Gubernator Pat Quinn przyznał, że zagrożenie jest konsekwencją złej sytuacji finansowej stanu, który zaciąga wielomiliardowe pożyczki na zrównoważenie budżetu i dodatkowo powiększa swoje zadłużenie nie płacąc na bieżąco rachunków, tylko odkładając je na później.
Gubernator Quinn przyznał, że w podpisanym przez niego budżecie opiewającym na 26 miliardów dolarów jest jeszcze deficyt na około 4 lub nawet 5 miliardów dolarów.
Warto przypomnieć, że prawo Illinois wymaga, by budżet był zrównoważony. Jeśli ma deficyty, nie jest legalny. Mimo luk finansowych, najnowszy budżet Illinois traktowany jest przez gubernatora i parlamentarzystów jako prawomocna ustawa, regulująca funkcjonowanie stanu.
Gubernator Quinn ma nadzieję, że uzyska dodatkowe fundusze, gdy pracownicy zrzeszeni w związkach zawodowych zgodzą się na bezpłatne urlopy i zrezygnują z podwyżek wynagrodzenia.

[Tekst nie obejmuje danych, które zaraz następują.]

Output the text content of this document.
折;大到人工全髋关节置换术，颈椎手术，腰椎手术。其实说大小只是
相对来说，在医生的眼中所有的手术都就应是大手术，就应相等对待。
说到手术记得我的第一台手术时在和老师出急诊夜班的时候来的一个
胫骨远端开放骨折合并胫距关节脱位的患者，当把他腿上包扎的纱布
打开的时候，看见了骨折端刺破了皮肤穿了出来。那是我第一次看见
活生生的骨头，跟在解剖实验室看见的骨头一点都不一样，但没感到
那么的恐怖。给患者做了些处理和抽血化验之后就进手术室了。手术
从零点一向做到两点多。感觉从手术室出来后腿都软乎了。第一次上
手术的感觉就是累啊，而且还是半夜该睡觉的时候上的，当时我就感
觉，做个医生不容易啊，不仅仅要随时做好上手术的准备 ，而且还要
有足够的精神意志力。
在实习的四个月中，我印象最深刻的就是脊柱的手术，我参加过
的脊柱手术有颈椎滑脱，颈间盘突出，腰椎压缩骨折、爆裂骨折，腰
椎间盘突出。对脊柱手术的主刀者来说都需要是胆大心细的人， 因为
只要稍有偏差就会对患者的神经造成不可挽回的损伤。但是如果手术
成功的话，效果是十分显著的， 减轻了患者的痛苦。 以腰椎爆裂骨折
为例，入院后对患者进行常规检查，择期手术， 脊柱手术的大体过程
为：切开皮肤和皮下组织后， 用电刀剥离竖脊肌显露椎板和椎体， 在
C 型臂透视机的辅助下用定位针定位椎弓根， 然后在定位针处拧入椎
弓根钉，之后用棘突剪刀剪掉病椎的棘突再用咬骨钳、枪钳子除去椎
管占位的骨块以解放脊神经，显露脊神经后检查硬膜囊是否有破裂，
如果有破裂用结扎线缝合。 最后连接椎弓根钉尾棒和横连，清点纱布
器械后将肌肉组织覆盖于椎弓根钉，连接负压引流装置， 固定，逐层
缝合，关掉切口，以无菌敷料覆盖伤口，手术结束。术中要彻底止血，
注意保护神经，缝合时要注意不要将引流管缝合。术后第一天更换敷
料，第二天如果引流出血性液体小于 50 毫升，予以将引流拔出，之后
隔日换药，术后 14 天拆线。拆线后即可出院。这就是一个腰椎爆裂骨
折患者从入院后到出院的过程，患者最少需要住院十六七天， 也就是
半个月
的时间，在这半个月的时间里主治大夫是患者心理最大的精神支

Ponadto Quinn jeszcze precyzyjnie nie określił, jakich konkretnie dokona redukcji w etatach i usługach.
Jest to z pewnością trudna dla niego decyzja, bo co by nie zrobił, to i tak się komuś narazi przed wyborami na gubernatora, które odbędą się już w przyszłym roku.
Moodys Investors Service ostrzegł w ubiegłym tygodniu, że weryfikuje sytuację finansową Illinois i nie wyklucza, że notowania obligacji stanowych ulegną obniżeniu.
Jedną z bezpośrednich konsekwencji takiej zmiany byłby wzrost odsetek płaconych przez Illinois od zaciągniętych kredytów, co uderzy po kieszeni podatnika.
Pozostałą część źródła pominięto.